Luftfahrt

Lotsen sehen eine Stagnation bei den Flugbewegungen

Die Einflugschneise an der Langenhorner Chaussee in Hamburg

Die Einflugschneise an der Langenhorner Chaussee in Hamburg

Foto: Andreas Laible / HA

Gründe für schwaches Wachstum seien vielschichtig. Künftig soll Piloten weit vor dem Landen angezeigt werden, ob Gates voll sind.

Hamburg. Für die lärmgeplagten Anwohner von Einflugschneisen in Deutschland sind es generell gute Nachrichten. Die Deutsche Flugsicherung spricht von einer Stagnation bei den Flugbewegungen. „In den nächsten fünf Jahren werden wir immer um die Nulllinie herum liegen, maximal wird es ein Prozent Wachstum pro Jahr geben“, sagte Klaus-Dieter Scheurle, der Vorsitzende der Geschäftsführung, vor dem Luftfahrt-Presse-Club. 2014 war die Zahl nach einem Minus im Vorjahr um 0,9 Prozent gestiegen. Der Haken an der Sache: Hamburg und Berlin sind die einzigen Airports, die in der Bundesrepublik (deutlich) zulegten.

Die Gründe für das künftig schwache Wachstum seien vielschichtig.
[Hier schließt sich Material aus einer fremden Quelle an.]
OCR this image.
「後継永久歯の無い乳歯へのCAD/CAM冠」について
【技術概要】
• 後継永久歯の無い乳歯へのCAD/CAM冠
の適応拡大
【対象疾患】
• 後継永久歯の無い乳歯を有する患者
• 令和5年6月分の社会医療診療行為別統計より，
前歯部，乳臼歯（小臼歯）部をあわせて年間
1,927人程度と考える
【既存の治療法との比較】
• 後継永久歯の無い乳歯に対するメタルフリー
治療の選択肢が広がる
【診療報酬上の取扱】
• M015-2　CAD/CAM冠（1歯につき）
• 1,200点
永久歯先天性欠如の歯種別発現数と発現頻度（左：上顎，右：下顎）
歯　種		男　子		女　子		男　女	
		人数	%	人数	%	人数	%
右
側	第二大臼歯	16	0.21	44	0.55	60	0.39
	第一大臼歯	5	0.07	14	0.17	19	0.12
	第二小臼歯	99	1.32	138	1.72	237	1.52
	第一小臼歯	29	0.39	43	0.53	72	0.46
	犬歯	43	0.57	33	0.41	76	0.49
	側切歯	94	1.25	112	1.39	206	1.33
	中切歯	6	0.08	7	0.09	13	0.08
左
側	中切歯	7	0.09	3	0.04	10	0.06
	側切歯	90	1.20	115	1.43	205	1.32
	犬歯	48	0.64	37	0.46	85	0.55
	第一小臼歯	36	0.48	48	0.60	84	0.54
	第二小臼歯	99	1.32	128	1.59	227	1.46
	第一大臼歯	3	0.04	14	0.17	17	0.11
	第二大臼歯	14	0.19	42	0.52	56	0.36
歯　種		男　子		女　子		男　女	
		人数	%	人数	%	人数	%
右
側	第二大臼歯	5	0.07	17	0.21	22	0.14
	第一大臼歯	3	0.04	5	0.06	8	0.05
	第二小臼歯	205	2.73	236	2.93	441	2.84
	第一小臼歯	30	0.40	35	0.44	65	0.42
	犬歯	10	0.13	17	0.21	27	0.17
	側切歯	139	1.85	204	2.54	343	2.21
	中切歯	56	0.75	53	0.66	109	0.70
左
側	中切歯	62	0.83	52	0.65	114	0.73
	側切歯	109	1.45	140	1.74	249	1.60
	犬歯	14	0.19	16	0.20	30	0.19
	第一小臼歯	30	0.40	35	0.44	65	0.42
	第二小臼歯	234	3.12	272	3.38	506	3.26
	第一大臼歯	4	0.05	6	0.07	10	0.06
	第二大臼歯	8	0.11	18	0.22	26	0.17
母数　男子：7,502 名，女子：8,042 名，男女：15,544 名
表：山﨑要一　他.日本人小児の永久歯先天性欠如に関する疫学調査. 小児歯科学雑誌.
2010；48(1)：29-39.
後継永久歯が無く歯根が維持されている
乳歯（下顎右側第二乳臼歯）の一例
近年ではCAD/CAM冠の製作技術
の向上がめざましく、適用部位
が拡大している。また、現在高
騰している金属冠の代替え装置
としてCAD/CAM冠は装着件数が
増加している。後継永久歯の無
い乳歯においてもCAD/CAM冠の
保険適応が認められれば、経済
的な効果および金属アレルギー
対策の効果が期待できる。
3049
Sie lägen in der schwachen Konjunktur der Euro-Zone, geopolitischen Krisen, der Zunahme von streikbedingten Flugausfällen, Belastungen durch nationale Regelungen wie die Ticketsteuer und Beschränkungen der Flugzeiten. Vor allem führe der „fast ruinöse Wettbewerb unter den Fluggesellschaften“ dazu, dass größere Maschinen eingesetzt würden, die mehr Passagiere transportieren könnten, sagte Scheurle.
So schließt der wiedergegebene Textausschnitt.